Great for counting practice too. ^
Another great color sorting material I found at the Dollar Tree are these heart beads. We use the basic pony beads a lot for color sorting and stringing but changing up the shape makes it new again! Worth the one dollar.
Pouring and scooping practice. I found the pack of mini paper cups at the Dollar Tree as well.
I should have snapped a photo of all the mess that was made afterwards when they discovered how fun it is to dump everything and scramble it all over the floor (but that quickly turned into clean up time)!
This is a Montessori-inspired many-in-one activity for preschoolers! It can be as simple as sorting the colors into different cups, or become more challenging if you add some counting exercises. If you look closely I’ve added tweezers as an option to practice picking up the small pom poms with.
I’ve included the number cards as a way to add more challenge. Which ever number is next in the pile is how many she sorts into one of the cups!
These mini pom poms are just another way to mix up materials and make learning more fun! They are very inexpensive, come in so many different colors, and can be utilized in many different activities.
This activity is pretty straight forward. We have the sandpaper numerals (1-9), and a large glass jar of cotton balls. If you don’t have the wood sandpaper numerals, you can always write them out on some index cards with a marker. First of all, young kids love cotton balls. My daughter says they’re “cute” and “chubby”. I’ve placed them in a large glass jar with lid for added interest, and she also gets practice unscrewing the lid. Moving on…

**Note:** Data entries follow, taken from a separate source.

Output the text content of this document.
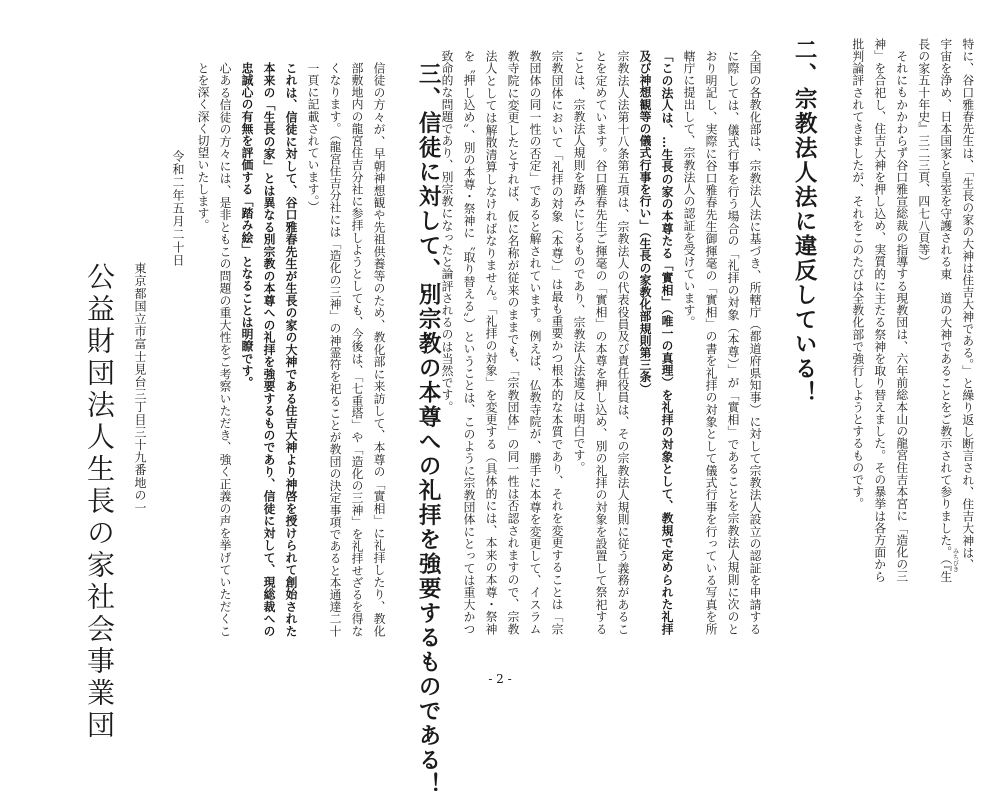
特に、谷口雅春先生は、「生長の家の大神は住吉大神である。」と繰り返し断言され、住吉大神は、
宇宙を浄め、日本国家と皇室を守護される東　道の大神であることをご教示されて参りました。（『生
長の家五十年史』三二三頁、四七八頁等）
それにもかかわらず谷口雅宣総裁の指導する現教団は、六年前総本山の龍宮住吉本宮に「造化の三
神」を合祀し、住吉大神を押し込め、実質的に主たる祭神を取り替えました。その暴挙は各方面から
批判論評されてきましたが、それをこのたびは全教化部で強行しようとするものです。
みちびき
二、宗教法人法に違反している！
全国の各教化部は、宗教法人法に基づき、所轄庁（都道府県知事）に対して宗教法人設立の認証を申請するに際しては、儀式行事を行う場合の「礼拝の対象（本尊）」が「實相」であることを宗教法人規則に次のとおり明記し、実際に谷口雅春先生御揮毫の「實相」の書を礼拝の対象として儀式行事を行っている写真を所轄庁に提出して、宗教法人の認証を受けています。
「この法人は、…生長の家の本尊たる「實相」（唯一の真理）を礼拝の対象として、教規で定められた礼拝及び神想観等の儀式行事を行い」（生長の家教化部規則第三条）
宗教法人法第十八条第五項は、宗教法人の代表役員及び責任役員は、その宗教法人規則に従う義務があることを定めています。谷口雅春先生ご揮毫の「實相」の本尊を押し込め、別の礼拝の対象を設置して祭祀することは、宗教法人規則を踏みにじるものであり、宗教法人法違反は明白です。
宗教団体において「礼拝の対象（本尊）」は最も重要かつ根本的な本質であり、それを変更することは「宗教団体の同一性の否定」であると解されています。例えば、仏教寺院が、勝手に本尊を変更して、イスラム教寺院に変更したとすれば、仮に名称が従来のままでも、「宗教団体」の同一性は否認されますので、宗教法人としては解散清算しなければなりません。「礼拝の対象」を変更する（具体的には、本来の本尊・祭神を〝押し込め〟、別の本尊・祭神に〝取り替える〟）ということは、このように宗教団体にとっては重大かつ致命的な問題であり、別宗教になったと論評されるのは当然です。
三、信徒に対して、別宗教の本尊への礼拝を強要するものである！
信徒の方々が、早朝神想観や先祖供養等のため、教化部に来訪して、本尊の「實相」に礼拝したり、教化部敷地内の龍宮住吉分社に参拝しようとしても、今後は、「七重塔」や「造化の三神」を礼拝せざるを得なくなります。（龍宮住吉分社には「造化の三神」の神霊符を祀ることが教団の決定事項であると本通達二十一頁に記載されています。）
これは、信徒に対して、谷口雅春先生が生長の家の大神である住吉大神より神啓を授けられて創始された本来の「生長の家」とは異なる別宗教の本尊への礼拝を強要するものであり、信徒に対して、現総裁への忠誠心の有無を評価する「踏み絵」となることは明瞭です。
心ある信徒の方々には、是非ともこの問題の重大性をご考察いただき、強く正義の声を挙げていただくことを深く深く切望いたします。
令和二年五月二十日
東京都国立市富士見台三丁目三十九番地の一
公益財団法人生長の家社会事業団	- 2 -
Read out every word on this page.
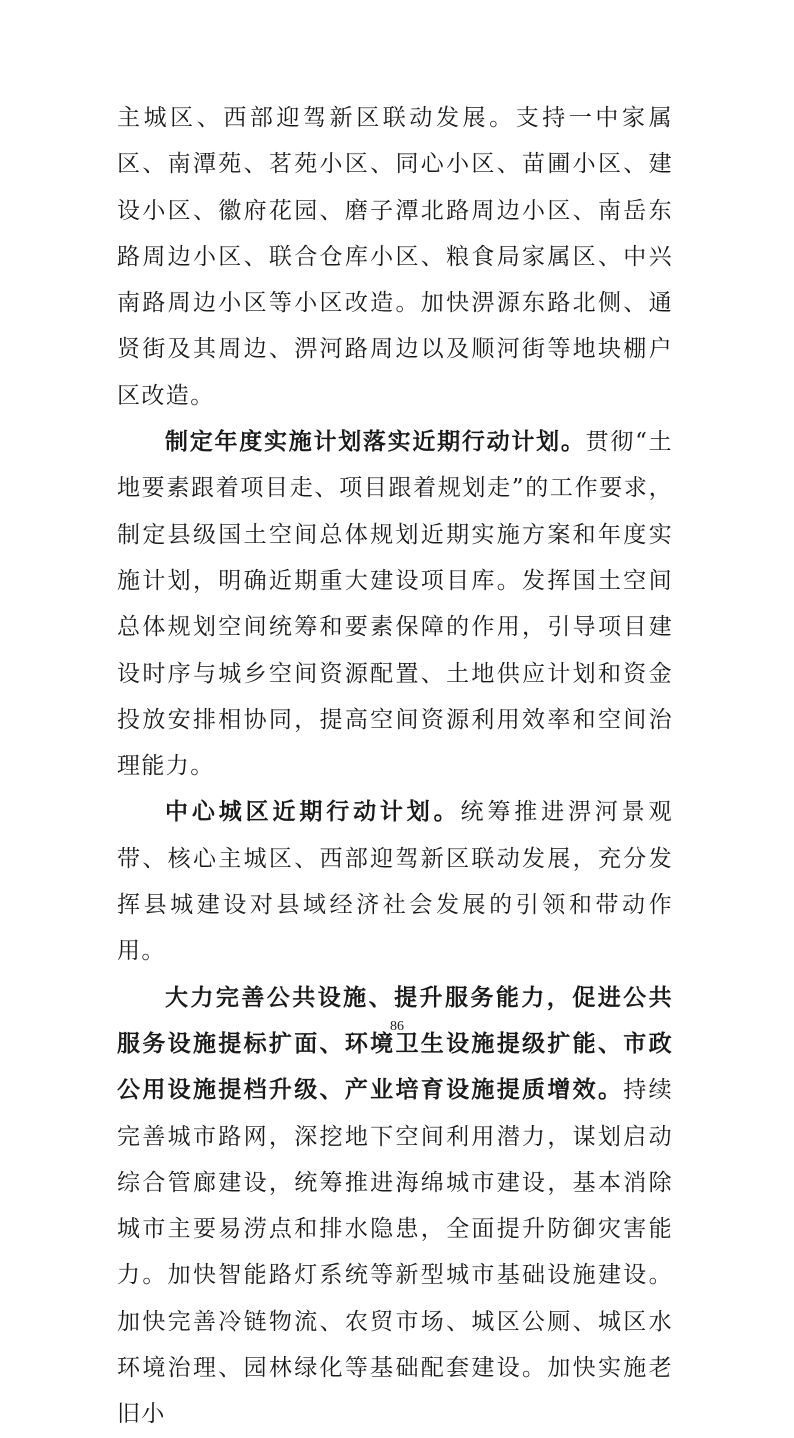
主城区、西部迎驾新区联动发展。支持一中家属区、南潭苑、茗苑小区、同心小区、苗圃小区、建设小区、徽府花园、磨子潭北路周边小区、南岳东路周边小区、联合仓库小区、粮食局家属区、中兴南路周边小区等小区改造。加快淠源东路北侧、通贤街及其周边、淠河路周边以及顺河街等地块棚户区改造。

制定年度实施计划落实近期行动计划。贯彻“土地要素跟着项目走、项目跟着规划走”的工作要求，制定县级国土空间总体规划近期实施方案和年度实施计划，明确近期重大建设项目库。发挥国土空间总体规划空间统筹和要素保障的作用，引导项目建设时序与城乡空间资源配置、土地供应计划和资金投放安排相协同，提高空间资源利用效率和空间治理能力。

中心城区近期行动计划。统筹推进淠河景观带、核心主城区、西部迎驾新区联动发展，充分发挥县城建设对县域经济社会发展的引领和带动作用。

大力完善公共设施、提升服务能力，促进公共服务设施提标扩面、环境卫生设施提级扩能、市政公用设施提档升级、产业培育设施提质增效。持续完善城市路网，深挖地下空间利用潜力，谋划启动综合管廊建设，统筹推进海绵城市建设，基本消除城市主要易涝点和排水隐患，全面提升防御灾害能力。加快智能路灯系统等新型城市基础设施建设。加快完善冷链物流、农贸市场、城区公厕、城区水环境治理、园林绿化等基础配套建设。加快实施老旧小

86
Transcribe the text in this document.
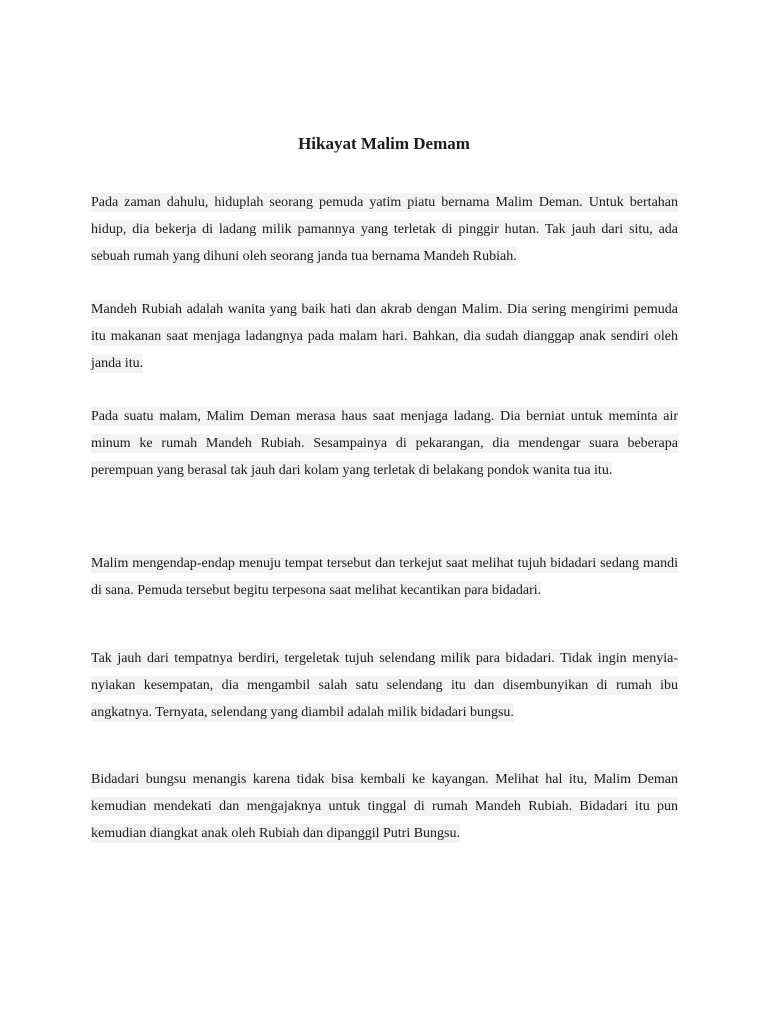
Hikayat Malim Demam

Pada zaman dahulu, hiduplah seorang pemuda yatim piatu bernama Malim Deman. Untuk bertahan hidup, dia bekerja di ladang milik pamannya yang terletak di pinggir hutan. Tak jauh dari situ, ada sebuah rumah yang dihuni oleh seorang janda tua bernama Mandeh Rubiah.

Mandeh Rubiah adalah wanita yang baik hati dan akrab dengan Malim. Dia sering mengirimi pemuda itu makanan saat menjaga ladangnya pada malam hari. Bahkan, dia sudah dianggap anak sendiri oleh janda itu.

Pada suatu malam, Malim Deman merasa haus saat menjaga ladang. Dia berniat untuk meminta air minum ke rumah Mandeh Rubiah. Sesampainya di pekarangan, dia mendengar suara beberapa perempuan yang berasal tak jauh dari kolam yang terletak di belakang pondok wanita tua itu.

Malim mengendap-endap menuju tempat tersebut dan terkejut saat melihat tujuh bidadari sedang mandi di sana. Pemuda tersebut begitu terpesona saat melihat kecantikan para bidadari.

Tak jauh dari tempatnya berdiri, tergeletak tujuh selendang milik para bidadari. Tidak ingin menyia-nyiakan kesempatan, dia mengambil salah satu selendang itu dan disembunyikan di rumah ibu angkatnya. Ternyata, selendang yang diambil adalah milik bidadari bungsu.

Bidadari bungsu menangis karena tidak bisa kembali ke kayangan. Melihat hal itu, Malim Deman kemudian mendekati dan mengajaknya untuk tinggal di rumah Mandeh Rubiah. Bidadari itu pun kemudian diangkat anak oleh Rubiah dan dipanggil Putri Bungsu.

Basically, count out the number of cotton balls to correlate with the number on the card. In the photo above you can see that we’ve also included tongs as a sub activity to improve fine motor skills. Also, my three-year-old has an auntie instructor helping out. Very often kids will want help, or not want to do a particular activity. That’s fine… you shouldn’t pressure your kid to do a certain activity, because it simply won’t work. But, if a kid is watching YOU do an activity, they’re learning almost as much as if they did it themselves. Activities should be encouraged to be participated in but it’s amazing how quick they want to jump in if you begin the activity yourself.
Having your child clean up and put away an activity after they’re done is very important. They will learn a greater respect for the materials, and a sense of structure. Through consistent reminders of cleaning up after each activity your child will begin to do it on their own as a natural process of the activity.